Dr Hampson watches as a patient begins a simple memory task
The researchers at Wake Forest and USC devised a way to record those memories and play them back, like a neural home movie to remind memory loss-sufferers of their own experiences.
‘We can then feed in the correct patterns to assist the patient’s brain in accurately forming new memories, not as a replacement for innate memory function, but as a boost to it,’ he explained.
To accomplish this, the doctors performed operations on eight patients to place electrodes in the two sub-sections of the hippocampus responsible for memory encoding and retrieval.
Then they had the patients perform a brief memory task. They showed the patients a simple image, such as a block of color, then briefly blacked out the screen, then asked the patients to choose that same image from a set of four or five pictures.

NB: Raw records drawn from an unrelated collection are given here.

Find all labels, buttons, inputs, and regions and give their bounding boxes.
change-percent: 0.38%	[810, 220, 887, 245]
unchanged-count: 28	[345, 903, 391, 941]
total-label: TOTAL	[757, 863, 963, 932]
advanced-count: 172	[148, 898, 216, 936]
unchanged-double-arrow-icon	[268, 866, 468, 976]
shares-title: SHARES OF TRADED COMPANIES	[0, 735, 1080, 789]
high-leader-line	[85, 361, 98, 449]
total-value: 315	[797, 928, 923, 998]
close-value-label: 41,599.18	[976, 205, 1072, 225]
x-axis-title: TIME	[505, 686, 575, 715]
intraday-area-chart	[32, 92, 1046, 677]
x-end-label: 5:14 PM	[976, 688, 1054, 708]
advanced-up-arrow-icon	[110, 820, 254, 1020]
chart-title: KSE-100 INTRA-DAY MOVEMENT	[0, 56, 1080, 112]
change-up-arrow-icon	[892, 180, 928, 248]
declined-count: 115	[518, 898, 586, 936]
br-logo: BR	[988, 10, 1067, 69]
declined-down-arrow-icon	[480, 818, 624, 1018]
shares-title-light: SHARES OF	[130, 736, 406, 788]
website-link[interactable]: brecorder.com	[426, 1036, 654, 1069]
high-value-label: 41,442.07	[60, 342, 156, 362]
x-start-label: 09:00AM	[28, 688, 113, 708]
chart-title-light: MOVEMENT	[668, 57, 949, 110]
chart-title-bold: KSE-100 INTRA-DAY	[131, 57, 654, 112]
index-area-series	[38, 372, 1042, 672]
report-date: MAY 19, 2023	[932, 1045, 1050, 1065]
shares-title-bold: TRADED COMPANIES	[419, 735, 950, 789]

All the while, the researchers monitored each person’s brain activity. When a patient correctly recognized, they effectively hit ‘record’ for the electrodes attached to the memory encoding area and captured the pattern of electrical activity that composed that memory.
When the researchers had them repeat the task again but played back the neural activity to strengthen their memories, the patients correctly recalled the images 35 percent more often.
The researchers applied the same method to their patients’ successful recognition of more complex, distinctive images.
With the prosthetic system, the patients performed the second task 35 percent better than they did without assistance as well, even with delays as long as 75 from when they formed the memory and when they were asked to recall it.
In the memory tasks, patients clicked on images, then had to try to choose it out of four or five images after anywhere from one second to 75 minutes later
The researchers recorded the patterns of activity when patients got it right
When they played back the neural signals into the patients’ brains, they correctly recognized the image 35 percent more often than without the memory boost
‘We showed that we could tap into a patient’s own memory content, reinforce it and feed it back to the patient,’ said Dr Hampson.
For now the system is safe and effective for people and works in humans in a clinical setting but, ‘when we go to device stage, we anticipate a device that detects weak memory codes and strengthens them.’
This way, the device would be automated, so to speak, so ‘we don’t need to have it recognize specific memory to strengthen, but to identify when the encoding process is weak and strengthen it,’ Dr Hampson explains.
He and his team have only tested this method for bolstering episodic memory, but Dr Hampton is hopeful that the same principles could apply for other kinds of memory.
‘To date we’ve been trying to determine whether we can improve the memory skill people still have.
‘In the future, we hope to be able to help people hold onto specific memories, such as where they live or what their grandkids look like, when their overall memory begins to fail,’ he says.